This is a guest post from Allan Douglas. I really appreciate these guest posts during my time of life flux.
There is a tendency for authors, especially new authors, to discount the value of the established and venerated publishing houses; those establishments that have for, in some cases, hundreds of years provided the readers of the world, with quality materials to entertain, inform and enlighten. But suddenly the reverent awe in which we have always held these firms is being besmirched, like graffiti on a church by a pair of hooligans; a bratty upstart called Self Publishing and his sidekick Indie Press. Oh, sure, their cousin Vanity Press has been prostituting herself for almost as long as the Big Houses have been around, but she pretty much kept to herself and offered little threat to them.
Self and Indie, however, have managed to lure a sizable contingent of writers into their posse with promises of instant money and fast stardom. But, here are six reasons why authors should stick with the brick and mortar giants of publishing.
Rejection is so rewarding. You enjoy spending a year or more querying agents and wallpapering your office with the politely worded notices that you aren’t quite right for them at this time, serving as an everlasting memorial to your inadequacy.
You enjoy the challenge of rewriting your book to conform to the socio-political stance of the publishing house that has seen promise in your work.
You want to savor the prolonged anticipation and expectation of knowing your book is in the works and will be made available to the general public by stretching it out for a year or a year and half if possible.
An up-front cash payment of several thousand dollars is enough of a carrot to induce you to give up all rights to your work, trusting that the Big House will be actively seeking every possible opportunity to sell said work.

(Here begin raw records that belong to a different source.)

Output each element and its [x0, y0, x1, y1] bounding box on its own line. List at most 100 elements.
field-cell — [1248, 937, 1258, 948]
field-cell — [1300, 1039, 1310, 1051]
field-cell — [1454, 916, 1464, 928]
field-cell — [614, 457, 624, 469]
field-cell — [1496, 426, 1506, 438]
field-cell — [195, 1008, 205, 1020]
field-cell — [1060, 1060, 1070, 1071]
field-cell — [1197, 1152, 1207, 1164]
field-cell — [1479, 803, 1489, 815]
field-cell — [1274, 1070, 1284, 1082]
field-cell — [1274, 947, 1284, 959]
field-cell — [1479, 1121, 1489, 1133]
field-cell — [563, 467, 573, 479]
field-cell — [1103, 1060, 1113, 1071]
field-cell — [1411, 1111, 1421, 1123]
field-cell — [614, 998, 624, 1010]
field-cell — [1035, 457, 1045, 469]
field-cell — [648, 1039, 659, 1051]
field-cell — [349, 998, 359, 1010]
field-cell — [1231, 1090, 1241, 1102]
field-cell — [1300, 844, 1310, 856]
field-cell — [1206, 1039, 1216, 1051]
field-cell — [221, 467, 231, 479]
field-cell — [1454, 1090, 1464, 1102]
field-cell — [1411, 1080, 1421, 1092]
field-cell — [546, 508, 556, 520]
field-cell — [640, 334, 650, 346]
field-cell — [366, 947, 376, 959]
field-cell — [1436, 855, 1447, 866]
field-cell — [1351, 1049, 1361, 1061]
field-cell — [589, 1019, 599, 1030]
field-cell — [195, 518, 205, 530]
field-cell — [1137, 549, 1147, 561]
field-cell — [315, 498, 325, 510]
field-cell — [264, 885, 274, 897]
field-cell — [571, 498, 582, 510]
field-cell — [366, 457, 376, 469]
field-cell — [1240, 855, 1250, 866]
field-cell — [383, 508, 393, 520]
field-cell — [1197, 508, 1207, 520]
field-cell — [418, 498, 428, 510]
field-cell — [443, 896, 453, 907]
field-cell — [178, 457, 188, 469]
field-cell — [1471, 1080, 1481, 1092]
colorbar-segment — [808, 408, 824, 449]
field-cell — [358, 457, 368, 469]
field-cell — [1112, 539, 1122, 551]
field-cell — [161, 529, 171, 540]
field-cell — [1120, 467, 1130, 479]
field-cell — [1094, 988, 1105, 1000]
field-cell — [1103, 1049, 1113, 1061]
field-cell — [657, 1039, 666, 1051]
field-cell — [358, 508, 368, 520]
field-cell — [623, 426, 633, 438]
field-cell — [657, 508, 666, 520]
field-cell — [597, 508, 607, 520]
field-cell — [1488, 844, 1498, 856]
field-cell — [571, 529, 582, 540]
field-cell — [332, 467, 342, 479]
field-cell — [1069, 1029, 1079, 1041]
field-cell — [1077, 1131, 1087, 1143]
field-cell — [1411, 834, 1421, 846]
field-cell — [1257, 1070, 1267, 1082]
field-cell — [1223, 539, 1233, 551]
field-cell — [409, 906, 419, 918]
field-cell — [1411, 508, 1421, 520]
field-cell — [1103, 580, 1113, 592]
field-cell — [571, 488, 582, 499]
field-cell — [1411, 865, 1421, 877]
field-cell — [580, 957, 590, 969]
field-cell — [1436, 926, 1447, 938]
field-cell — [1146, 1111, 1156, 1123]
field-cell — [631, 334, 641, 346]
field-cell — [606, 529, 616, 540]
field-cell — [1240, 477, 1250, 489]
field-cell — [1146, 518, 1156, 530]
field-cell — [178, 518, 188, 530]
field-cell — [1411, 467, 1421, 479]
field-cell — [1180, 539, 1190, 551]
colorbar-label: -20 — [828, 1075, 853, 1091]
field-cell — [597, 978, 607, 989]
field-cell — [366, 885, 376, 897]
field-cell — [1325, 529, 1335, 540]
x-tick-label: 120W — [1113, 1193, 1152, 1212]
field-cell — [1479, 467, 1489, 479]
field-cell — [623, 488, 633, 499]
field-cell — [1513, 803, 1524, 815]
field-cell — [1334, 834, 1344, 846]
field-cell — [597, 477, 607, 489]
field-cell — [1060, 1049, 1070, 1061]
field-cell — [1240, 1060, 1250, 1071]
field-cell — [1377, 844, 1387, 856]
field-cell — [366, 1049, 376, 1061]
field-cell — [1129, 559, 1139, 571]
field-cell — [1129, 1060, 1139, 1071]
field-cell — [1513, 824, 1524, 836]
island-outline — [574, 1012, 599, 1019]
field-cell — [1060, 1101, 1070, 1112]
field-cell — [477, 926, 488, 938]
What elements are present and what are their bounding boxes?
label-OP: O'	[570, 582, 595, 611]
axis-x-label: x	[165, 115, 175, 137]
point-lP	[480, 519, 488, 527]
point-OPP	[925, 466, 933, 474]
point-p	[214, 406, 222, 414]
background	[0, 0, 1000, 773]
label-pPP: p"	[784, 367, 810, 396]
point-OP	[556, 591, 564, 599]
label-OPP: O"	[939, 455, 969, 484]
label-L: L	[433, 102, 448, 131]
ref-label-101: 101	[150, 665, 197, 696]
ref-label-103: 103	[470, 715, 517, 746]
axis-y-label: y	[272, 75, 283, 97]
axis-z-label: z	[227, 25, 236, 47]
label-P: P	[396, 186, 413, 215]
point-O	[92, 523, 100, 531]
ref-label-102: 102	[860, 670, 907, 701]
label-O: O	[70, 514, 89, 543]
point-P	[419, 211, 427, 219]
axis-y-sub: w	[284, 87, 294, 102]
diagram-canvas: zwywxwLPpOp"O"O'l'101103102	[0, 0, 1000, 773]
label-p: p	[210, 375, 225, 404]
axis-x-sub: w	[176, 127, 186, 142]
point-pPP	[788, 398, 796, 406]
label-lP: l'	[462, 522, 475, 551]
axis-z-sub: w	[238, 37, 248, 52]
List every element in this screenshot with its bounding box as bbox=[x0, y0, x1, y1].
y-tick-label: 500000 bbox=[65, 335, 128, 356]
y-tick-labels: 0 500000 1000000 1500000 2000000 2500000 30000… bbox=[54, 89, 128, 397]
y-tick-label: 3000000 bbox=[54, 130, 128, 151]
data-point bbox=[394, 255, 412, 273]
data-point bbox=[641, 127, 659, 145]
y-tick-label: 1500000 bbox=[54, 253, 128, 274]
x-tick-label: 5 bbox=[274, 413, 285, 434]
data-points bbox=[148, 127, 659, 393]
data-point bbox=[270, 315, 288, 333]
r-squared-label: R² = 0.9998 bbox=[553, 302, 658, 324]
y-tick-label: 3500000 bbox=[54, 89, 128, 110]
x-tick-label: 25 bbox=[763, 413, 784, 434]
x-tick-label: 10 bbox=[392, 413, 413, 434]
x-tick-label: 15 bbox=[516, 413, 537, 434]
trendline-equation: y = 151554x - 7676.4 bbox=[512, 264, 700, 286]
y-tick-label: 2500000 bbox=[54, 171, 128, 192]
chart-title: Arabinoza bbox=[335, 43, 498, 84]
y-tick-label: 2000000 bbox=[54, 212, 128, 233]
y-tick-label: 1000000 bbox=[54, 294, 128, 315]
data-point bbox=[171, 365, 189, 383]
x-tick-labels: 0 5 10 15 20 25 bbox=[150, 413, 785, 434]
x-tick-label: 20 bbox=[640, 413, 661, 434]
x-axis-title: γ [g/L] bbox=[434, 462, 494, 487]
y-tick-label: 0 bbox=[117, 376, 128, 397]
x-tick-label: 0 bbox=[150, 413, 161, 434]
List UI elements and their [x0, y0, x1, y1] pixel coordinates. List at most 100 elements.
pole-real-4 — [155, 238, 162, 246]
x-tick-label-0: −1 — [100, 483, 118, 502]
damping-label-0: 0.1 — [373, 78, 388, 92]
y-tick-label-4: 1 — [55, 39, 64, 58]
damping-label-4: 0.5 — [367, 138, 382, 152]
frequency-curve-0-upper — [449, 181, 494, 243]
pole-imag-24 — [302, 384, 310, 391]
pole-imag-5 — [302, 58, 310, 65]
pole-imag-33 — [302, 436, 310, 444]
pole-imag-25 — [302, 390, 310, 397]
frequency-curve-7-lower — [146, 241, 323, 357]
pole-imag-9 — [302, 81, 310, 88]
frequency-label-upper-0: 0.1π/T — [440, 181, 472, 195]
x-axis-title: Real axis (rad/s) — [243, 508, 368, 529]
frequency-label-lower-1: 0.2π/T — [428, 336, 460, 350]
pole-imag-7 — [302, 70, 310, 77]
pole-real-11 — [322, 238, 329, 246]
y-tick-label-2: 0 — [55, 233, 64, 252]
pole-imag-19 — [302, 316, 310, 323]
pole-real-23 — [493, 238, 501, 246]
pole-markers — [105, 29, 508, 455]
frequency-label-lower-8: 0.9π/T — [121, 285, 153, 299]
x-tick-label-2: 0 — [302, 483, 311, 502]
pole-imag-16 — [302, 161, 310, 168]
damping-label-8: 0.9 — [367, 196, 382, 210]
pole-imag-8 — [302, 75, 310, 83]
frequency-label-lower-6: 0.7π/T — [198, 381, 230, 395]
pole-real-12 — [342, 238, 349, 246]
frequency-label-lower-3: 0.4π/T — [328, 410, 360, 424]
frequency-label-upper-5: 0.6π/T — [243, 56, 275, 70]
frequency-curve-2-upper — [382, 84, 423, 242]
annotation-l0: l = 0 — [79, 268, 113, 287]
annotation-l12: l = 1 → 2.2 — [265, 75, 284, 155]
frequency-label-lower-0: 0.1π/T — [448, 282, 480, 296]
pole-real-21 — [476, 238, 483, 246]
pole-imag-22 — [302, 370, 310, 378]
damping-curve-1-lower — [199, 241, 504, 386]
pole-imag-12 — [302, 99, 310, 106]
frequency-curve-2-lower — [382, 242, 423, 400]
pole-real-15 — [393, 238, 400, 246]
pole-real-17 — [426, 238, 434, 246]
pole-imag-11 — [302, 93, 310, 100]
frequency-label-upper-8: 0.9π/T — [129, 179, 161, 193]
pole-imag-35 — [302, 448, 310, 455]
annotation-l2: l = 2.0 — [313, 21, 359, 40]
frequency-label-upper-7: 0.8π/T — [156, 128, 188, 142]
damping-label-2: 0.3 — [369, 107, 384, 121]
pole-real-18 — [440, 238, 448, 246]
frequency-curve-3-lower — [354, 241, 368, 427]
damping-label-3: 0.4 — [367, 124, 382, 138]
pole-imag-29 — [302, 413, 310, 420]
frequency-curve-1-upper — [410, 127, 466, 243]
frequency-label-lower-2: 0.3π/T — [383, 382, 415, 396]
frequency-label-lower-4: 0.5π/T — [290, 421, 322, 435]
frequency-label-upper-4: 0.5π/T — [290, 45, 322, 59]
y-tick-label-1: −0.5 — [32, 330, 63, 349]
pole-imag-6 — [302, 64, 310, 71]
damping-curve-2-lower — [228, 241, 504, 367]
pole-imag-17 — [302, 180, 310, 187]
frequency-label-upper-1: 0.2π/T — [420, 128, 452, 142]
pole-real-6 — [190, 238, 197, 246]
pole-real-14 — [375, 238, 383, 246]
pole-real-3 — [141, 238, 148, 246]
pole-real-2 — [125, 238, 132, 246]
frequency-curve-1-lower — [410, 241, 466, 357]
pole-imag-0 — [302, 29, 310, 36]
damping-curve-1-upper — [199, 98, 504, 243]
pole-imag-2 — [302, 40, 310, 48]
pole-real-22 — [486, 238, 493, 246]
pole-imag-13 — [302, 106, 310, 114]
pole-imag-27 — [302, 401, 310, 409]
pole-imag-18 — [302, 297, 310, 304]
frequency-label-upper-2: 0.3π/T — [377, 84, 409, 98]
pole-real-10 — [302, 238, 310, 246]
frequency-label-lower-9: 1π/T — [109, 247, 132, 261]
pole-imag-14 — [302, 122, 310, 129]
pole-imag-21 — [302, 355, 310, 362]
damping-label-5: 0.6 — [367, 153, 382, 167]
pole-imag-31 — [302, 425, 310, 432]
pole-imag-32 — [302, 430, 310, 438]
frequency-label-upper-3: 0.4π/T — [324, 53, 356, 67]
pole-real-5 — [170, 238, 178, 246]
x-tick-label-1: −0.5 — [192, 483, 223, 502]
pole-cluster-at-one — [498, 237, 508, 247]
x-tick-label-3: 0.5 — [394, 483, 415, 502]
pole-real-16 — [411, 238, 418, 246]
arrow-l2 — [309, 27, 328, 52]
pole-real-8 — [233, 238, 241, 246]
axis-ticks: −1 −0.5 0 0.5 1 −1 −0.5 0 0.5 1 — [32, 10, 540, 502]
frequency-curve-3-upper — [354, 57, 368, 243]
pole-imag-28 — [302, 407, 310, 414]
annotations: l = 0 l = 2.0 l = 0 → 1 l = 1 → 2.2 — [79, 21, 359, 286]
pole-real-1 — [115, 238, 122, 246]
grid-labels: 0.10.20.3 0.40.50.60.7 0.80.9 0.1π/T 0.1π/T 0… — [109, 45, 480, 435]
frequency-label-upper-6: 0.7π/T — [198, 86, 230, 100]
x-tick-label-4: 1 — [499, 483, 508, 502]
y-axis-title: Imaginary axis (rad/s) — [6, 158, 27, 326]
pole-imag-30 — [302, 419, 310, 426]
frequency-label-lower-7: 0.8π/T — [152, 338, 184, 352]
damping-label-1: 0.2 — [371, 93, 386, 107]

Because, should said work sell well enough to cover your advance and produce royalties, 5% to 7% of sales is certainly generous compensation for the paltry amount of labor and thought you put into the creation of one book. After all – how much sweat and angst can it take to produce a book that sells well?
Self publishing, like micro computers and cell phones, is a fad; merely a passing fancy with technology. Once the hoopla wears off, all reputable authors will be pounding on the doors to the hallowed halls of the Big 6 begging forgiveness for their sinful dalliance with this slick-talking upstart.
So, what’s it going to be? I say; hold tight to your Smith Corona typewriter and that curly-corded telephone and keep banging out query letters to feed your rejection addiction. After all; we ARE supposed to suffer for our art, aren’t we?
The egocentric liar who cowers behind the pen name Allan Douglas has been an author, writer, prattler, dreamer since the 1970’s, published mostly in magazines but has duped publishers into producing three books to date, one through a publishing house the others self-published – but they were just an experiment; like that first cigarette out behind the barn, just to see what all the fuss is about. Really!
He lives on a mountainside in the Cherokee National Forest in East Tennessee with an undeservedly wonderful wife, a genius border collie and a Prima donna English hound who is queen of the mountain. He serves as an ordained Elder in his church, is a master woodworker, former custom furniture maker and once dreamt of sailing the world in a Bristol Channel Cutter. But then he met a girl, got all twitterpated and lost is way. Stories about his life as a mountain man wannabe are posted to www.SimpleLifePrattle.com. He also offers hackneyed advice to misguided writers at his blog http://AllanDouglas.com/blog/ where he compounds his offense by making a feeble attempt to sell the progeny of his tryst with a couple of the members of Self Publishing’s posse. May he never live down the shame!
Allan Douglas Writes
Bsn Web: www.AllanDouglas.com
Bsn Blog: www.AllanDouglas.com/blog/
Psn Blog: www.SimpleLifePrattle.com
From Joanna: Top image is my own from Sydney Writer’s Festival. The Green Room is reserved for authors who are speaking – I would say 100% of those are traditionally published at the moment – will that be changing?